We must inform him that he is simply not important enough for us to spend the time and effort to "break his political career." In fact, the only political career we have ever attempted to "break" is that of a certain bearded dictator.
Jose R. Cardenas
The Cuban American National Foundation
Earlier this year, the International Republican Institute began a program to examine how the US could respond to a democratic transition in Cuba. Because the study is predicated on a continuation of the past eight administrations' embargo policy, I thought it important that the consultant not advocate lifting the embargo. For that reason, both I and a member of my staff asked Mr. Ashby his position on the embargo. He told both of us, in separate interviews, that he favored the embargo. We accepted his word.
You can imagine my surprise when, within days, opposition to Ashby's selection surfaced within IRI's transition committee based on Ashby's public writings opposing the embargo. Several committee members threatened to quit if Ashby remained. In fact, the opposition to Ashby originated with a New York-based human rights organization, and not with the Miami-based Cuban American National Foundation (CANF). I had no contact with CANF during (or after) this matter.
Ashby is correct on one issue: I do not find his views on the embargo personally offensive; in fact I respect and have defended his personal right to stake out whatever position he wishes on any subject. Defending the views of someone who was not forthright with me would have diverted attention and energy from IRI's primary objective - producing a report that will help bring freedom to the people of Cuba.
Lorne W. Craner
President, International Republican Institute
Writer's note: Apparently, Messrs. Cardenas and Craner feel stung by the truth. I stand by the events described in my article. The story was first exposed in The Washington Post after reporter Al Kamen interviewed Elliott Abrams and other former GOP colleagues of mine. Sympathetic sources inside the International Republican Institute independently confirmed to me the sequence of events, including the actions of Jeb Bush and the Cuban American National Foundation. IRI staffers were fully aware of my writings; they just didn't expect the vehement opposition from Cuban-American extremists.
Craner's claim to have had no contact with CANF is implausible considering that Cardenas is a member of IRI's Cuba Committee. CANF's manipulation of our policymaking process is well documented by The New Republic, CBS's "60 Minutes," and others.
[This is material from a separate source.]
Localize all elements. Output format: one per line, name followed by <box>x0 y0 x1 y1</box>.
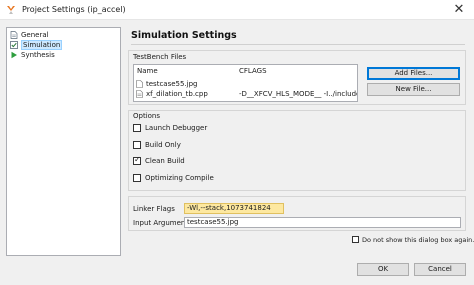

CANF chairman Jorge Mas Canosa was in Washington recently trying to secure more Senate votes to tighten the US embargo. He'll probably succeed. The CANF and its allies have deep pockets and Florida is a crucial state in next year's election. A rational Cuba policy doesn't seem to stand a chance.
Nothing funny about 'comic relief'
Perhaps the Monitor fell into the same trap I did in noting that Comic Relief VII was worth watching ("Worth Noting on TV," Nov. 10). I voted with the off switch after the opening vulgar display by Robin Williams and Billy Crystal. If the three comedians, including Whoopie Goldberg, hope to raise millions for the poverty-stricken, one wonders how much more could be raised with just a little more class and a real contribution to uplifted thought on behalf of the homeless.